Study overview: Admitting that previous studies which disproved the link between MMR vaccine and autism were limited by design and responding to the World Health Organization’s call for further study, the authors sought a larger data sample to increase the statistical analysis capabilities. They conducted a retrospective study on children born in Denmark between 1991 and 1998, after the MMR vaccine was approved for use in Denmark in 1987. They compared the cohort of unvaccinated children to the nearly half of million children who received the vaccine and found an insignificant relative risk of autism and autism-spectrum disorders in the vaccinated population.
Study's Flaws: The data presented by the researchers in their findings is inconsistent, calling into question their entire methodology. Table 1 reports 269 vaccinated children with autistic disorder and 47 unvaccinated children with autistic disorder. Table 2 reports 263 vaccinated children with autistic disorder and 53 unvaccinated children with autistic disorder. Depending on which set of numbers is used changes the results to other slightly less or slightly more than a Relative Risk of one when the vaccinated cohort is compared to the unvaccinated. That their findings are based on inconsistent data should be enough for credible reporting on vaccinations to not cite the study. Also the authors themselves admit that this type of study does not rule out that a subpopulation could be vulnerable to the MMR vaccine as presented in the 1998 Lancet study [Thompson’s study].
Conflicts of interest: This study was funded by the National Immunization Program (NIP) at the U.S. Centers for Disease Control and Prevention (CDC) which had a vested financial interest in increased uptake of the MMR vaccine as it directly bought the vaccine from Merck and distributed it for reimbursement to the states’ public health departments. Also, one of the co-authors of the study, Dr. Diana Schendel, was a CDC employee at the time of publication. In addition, three of the co-authors (Dr. Mads Melbye, Mr. Jan Wohlfahrt and Mr. Anders Hviid) were employees of Staten Serum Institut, a for-profit company that manufactures and distributes vaccines in Denmark.
Other studies of the Denmark data that do show an association between MMR and autism
See the Goldman study.
A note about my perspective
I focus on autism because it's important and the data is crystal clear.
Once parents worldwide are red-pilled on this topic, they will be furious, demand accountability, and be open to hearing other truths, the biggest being that vaccine risk benefits are in aggregate negative; there may be a good vaccine, but there isn’t any data to prove that because they hide the data from the public. Nobody should be getting any shots until the record-level public health data regarding these shots is made public which I have called for many time (and which the medical community refuses to call for).
See also this tweet:
Whether vaccines cause autism is a critical issue to get right.

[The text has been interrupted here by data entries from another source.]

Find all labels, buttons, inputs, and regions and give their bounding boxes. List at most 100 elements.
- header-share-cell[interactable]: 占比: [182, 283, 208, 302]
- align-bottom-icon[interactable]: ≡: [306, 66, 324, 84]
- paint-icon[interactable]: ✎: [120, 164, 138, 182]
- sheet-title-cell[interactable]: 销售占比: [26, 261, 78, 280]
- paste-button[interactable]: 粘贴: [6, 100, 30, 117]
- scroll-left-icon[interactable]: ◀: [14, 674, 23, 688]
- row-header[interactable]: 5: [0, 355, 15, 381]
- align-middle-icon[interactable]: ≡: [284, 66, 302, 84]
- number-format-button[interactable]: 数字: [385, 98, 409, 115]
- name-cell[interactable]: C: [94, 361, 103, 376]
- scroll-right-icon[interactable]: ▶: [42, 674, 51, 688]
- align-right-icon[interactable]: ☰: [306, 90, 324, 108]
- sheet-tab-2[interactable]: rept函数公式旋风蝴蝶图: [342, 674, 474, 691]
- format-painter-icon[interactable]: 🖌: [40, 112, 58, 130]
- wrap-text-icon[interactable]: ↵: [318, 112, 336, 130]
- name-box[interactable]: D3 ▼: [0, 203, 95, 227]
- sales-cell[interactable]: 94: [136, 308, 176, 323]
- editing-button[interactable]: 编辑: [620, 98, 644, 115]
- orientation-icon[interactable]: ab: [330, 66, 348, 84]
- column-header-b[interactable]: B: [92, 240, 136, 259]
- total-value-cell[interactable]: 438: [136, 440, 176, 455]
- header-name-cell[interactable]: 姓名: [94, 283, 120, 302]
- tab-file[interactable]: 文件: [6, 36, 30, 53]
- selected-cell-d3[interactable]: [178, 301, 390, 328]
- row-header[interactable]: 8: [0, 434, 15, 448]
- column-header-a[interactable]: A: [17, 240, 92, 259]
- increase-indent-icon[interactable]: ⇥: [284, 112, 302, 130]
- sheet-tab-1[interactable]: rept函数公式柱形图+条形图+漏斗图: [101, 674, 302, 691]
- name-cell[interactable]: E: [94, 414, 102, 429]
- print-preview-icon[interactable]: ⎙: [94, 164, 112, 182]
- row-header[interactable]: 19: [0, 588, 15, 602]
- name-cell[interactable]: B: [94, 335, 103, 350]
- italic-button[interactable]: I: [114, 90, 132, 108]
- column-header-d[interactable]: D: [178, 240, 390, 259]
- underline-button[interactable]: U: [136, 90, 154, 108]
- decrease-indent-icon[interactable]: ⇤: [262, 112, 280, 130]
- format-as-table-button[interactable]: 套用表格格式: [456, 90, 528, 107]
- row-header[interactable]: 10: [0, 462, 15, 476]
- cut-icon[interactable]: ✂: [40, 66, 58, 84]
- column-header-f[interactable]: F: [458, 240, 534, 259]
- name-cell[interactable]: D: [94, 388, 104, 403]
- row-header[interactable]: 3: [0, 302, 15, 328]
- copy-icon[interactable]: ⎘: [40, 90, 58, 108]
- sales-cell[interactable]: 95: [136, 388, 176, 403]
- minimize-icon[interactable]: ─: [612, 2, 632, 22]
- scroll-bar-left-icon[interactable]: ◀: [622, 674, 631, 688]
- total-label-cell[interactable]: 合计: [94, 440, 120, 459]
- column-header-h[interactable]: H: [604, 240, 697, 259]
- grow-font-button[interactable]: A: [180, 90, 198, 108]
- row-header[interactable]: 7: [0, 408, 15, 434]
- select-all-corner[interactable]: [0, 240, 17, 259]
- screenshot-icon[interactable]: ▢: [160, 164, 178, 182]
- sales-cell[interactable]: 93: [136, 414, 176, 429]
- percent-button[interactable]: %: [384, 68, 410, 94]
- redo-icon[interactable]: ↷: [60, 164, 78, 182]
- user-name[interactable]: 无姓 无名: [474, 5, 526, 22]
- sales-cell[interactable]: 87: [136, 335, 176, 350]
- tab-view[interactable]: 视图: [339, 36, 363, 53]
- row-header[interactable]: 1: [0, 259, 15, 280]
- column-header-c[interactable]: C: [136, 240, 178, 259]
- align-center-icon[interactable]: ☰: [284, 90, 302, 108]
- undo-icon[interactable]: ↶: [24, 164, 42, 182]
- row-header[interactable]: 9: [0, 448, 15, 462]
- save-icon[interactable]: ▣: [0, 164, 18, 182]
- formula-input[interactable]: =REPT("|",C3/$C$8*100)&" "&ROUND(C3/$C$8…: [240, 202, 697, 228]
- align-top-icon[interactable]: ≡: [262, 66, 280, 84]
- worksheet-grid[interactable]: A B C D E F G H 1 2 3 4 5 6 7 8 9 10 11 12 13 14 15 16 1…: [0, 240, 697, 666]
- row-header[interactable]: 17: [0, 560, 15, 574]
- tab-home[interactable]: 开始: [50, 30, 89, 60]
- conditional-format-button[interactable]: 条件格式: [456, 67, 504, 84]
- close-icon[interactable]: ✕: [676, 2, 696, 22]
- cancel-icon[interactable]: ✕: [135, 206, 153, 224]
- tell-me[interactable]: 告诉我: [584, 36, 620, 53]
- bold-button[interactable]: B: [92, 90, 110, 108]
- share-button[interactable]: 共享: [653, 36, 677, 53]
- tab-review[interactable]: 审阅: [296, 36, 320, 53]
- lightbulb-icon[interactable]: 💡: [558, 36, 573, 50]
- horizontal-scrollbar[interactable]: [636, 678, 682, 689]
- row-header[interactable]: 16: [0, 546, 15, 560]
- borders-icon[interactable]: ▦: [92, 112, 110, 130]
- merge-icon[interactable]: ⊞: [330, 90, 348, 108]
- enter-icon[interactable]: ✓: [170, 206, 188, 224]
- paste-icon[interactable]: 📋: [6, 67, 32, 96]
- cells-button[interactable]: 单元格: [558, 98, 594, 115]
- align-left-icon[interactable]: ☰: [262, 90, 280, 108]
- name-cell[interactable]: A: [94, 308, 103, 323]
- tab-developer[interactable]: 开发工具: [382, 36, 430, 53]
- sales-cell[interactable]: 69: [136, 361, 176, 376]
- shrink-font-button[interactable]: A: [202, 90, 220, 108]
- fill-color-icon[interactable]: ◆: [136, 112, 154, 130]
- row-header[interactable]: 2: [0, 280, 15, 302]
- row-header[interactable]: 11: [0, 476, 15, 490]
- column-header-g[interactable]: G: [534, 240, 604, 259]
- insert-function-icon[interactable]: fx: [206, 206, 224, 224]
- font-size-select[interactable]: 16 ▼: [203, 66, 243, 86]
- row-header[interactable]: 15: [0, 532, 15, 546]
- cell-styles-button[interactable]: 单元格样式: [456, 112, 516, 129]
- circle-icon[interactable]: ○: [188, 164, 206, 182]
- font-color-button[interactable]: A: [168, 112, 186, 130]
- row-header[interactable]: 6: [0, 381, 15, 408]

The medical community has had decades to get it right with a well-designed study and they have completely failed. They have simply never done a study using the simplest, most obvious, and most sensitive method to find whether there is a signal or not (described in step #1 above). This study would be trivial to do in VSD or in a few large pediatric practices. Why was it never done? And why don’t they make this data public so anyone can analyze it?
Instead, they embrace a methodology that is clearly inferior and a study that is clearly flawed and then declared the issue settled science.
It’s almost as if nobody wants to know the truth, isn’t it?
Now you know just how inept they are.
And it should cause them all great embarrassment that this is all being pointed out by an MIT electrical engineer.